Our latest case in point to that effect is the horrible, awful news of the shooting deaths of three UVA Football players that was thrust into the news cycle for us locally yesterday.

Our staff has, to this point, put together a package of 11 stories and columns covering the developments in the breaking news, memorializing the victims, contextualizing the community grieving, providing information for people who are struggling with trying to process what happened, with one story offering insight into the life of the shooter.

You’d want to assume that the stories memorializing the victims, the community grieving and the impact on our collective mental health would top the analytics.

Of course, that’s not the case, not even close.

The top two stories over the past 36 hours are the lead story with details on what happened, in essence, the lead crime story, and the story offering insight into the life of the shooter, basically, the second crime story.
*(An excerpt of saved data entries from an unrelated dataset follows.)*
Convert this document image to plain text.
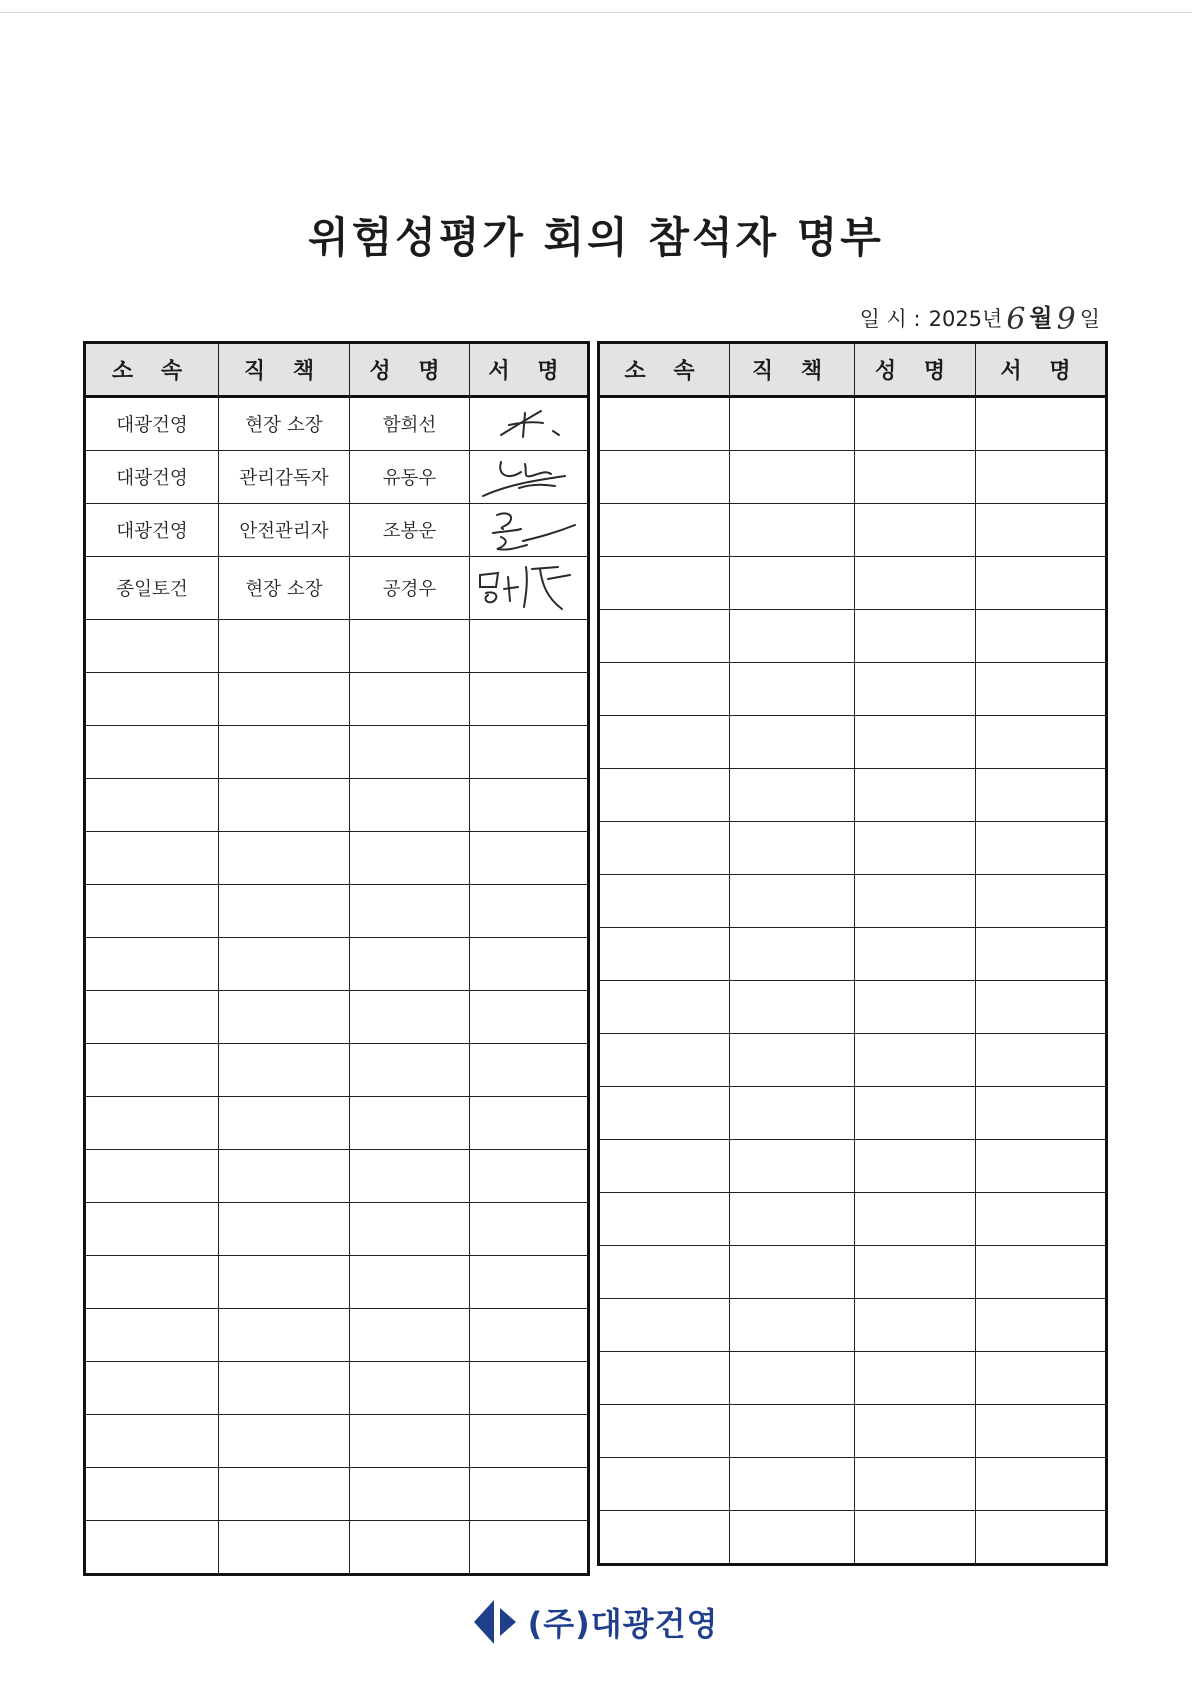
위험성평가 회의 참석자 명부
일 시 : 2025년 6 월 9 일
소 속	직 책	성 명	서 명
대광건영	현장 소장	함희선	

대광건영	관리감독자	유동우	

대광건영	안전관리자	조봉운	

종일토건	현장 소장	공경우	

소 속	직 책	성 명	서 명

(주)대광건영
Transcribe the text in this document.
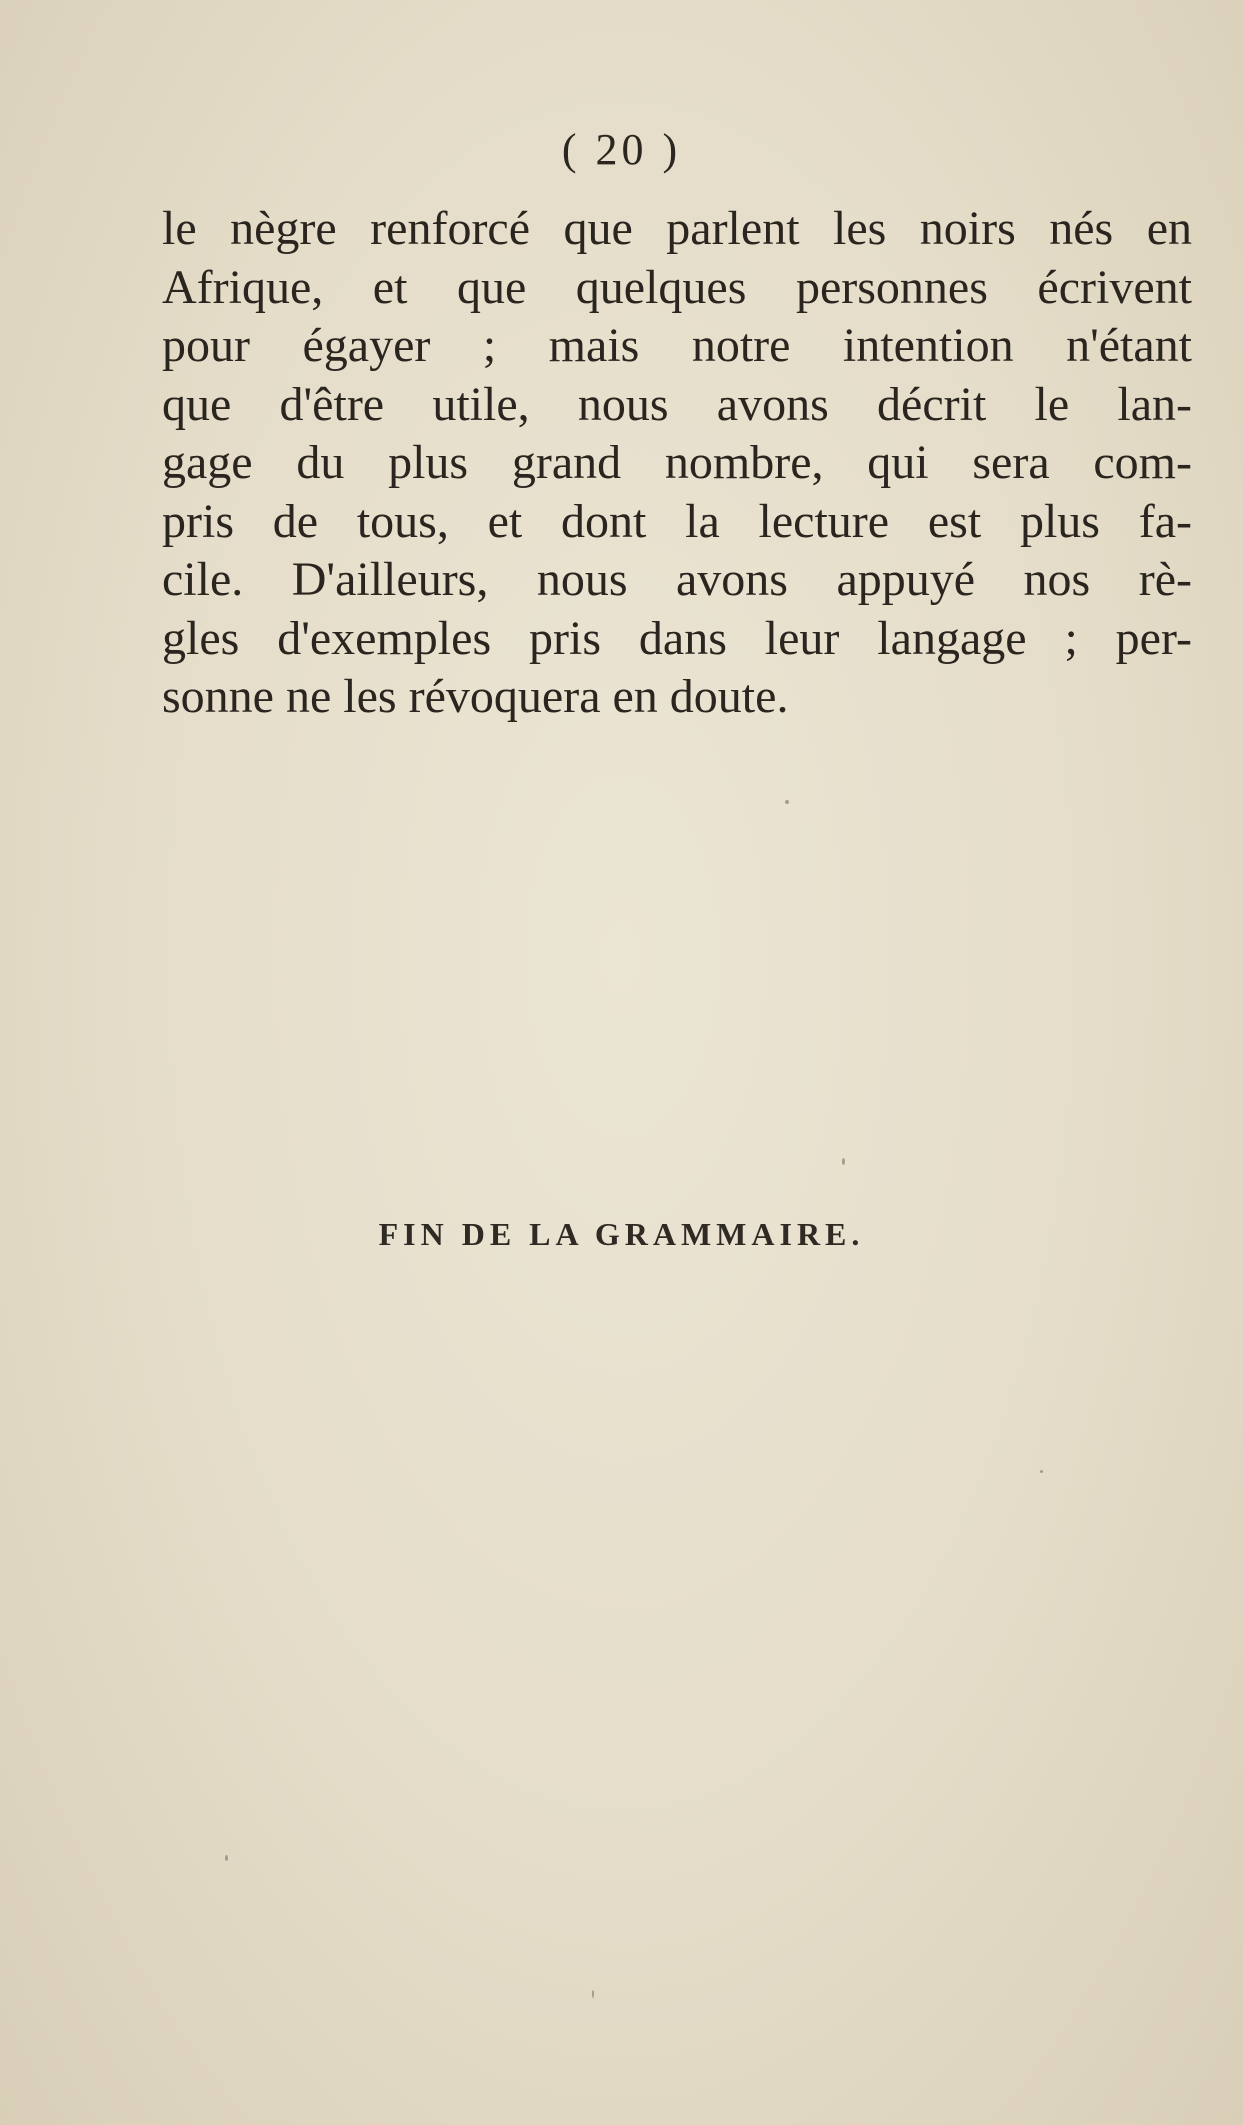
( 20 )
le nègre renforcé que parlent les noirs nés en
Afrique, et que quelques personnes écrivent
pour égayer ; mais notre intention n'étant
que d'être utile, nous avons décrit le lan-
gage du plus grand nombre, qui sera com-
pris de tous, et dont la lecture est plus fa-
cile. D'ailleurs, nous avons appuyé nos rè-
gles d'exemples pris dans leur langage ; per-
sonne ne les révoquera en doute.
FIN DE LA GRAMMAIRE.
Those two stories have accounted for 71.2 percent of the traffic on our 11-story package of stories to this point.

And of course there was other news to report on yesterday, and so you probably won’t be surprised to learn that fourth other police beat stories – one on a missing teen from Portsmouth, the second on the death of a missing teen from Lunenburg County being investigated as a homicide, the third on a missing teen from Gretna, the fourth on a fatal car accident in Albemarle County – have drawn 1.5 times the number of clicks as the memorial, community grieving and mental-health pieces from the UVA shooting package.

I don’t like this any more than any of you do.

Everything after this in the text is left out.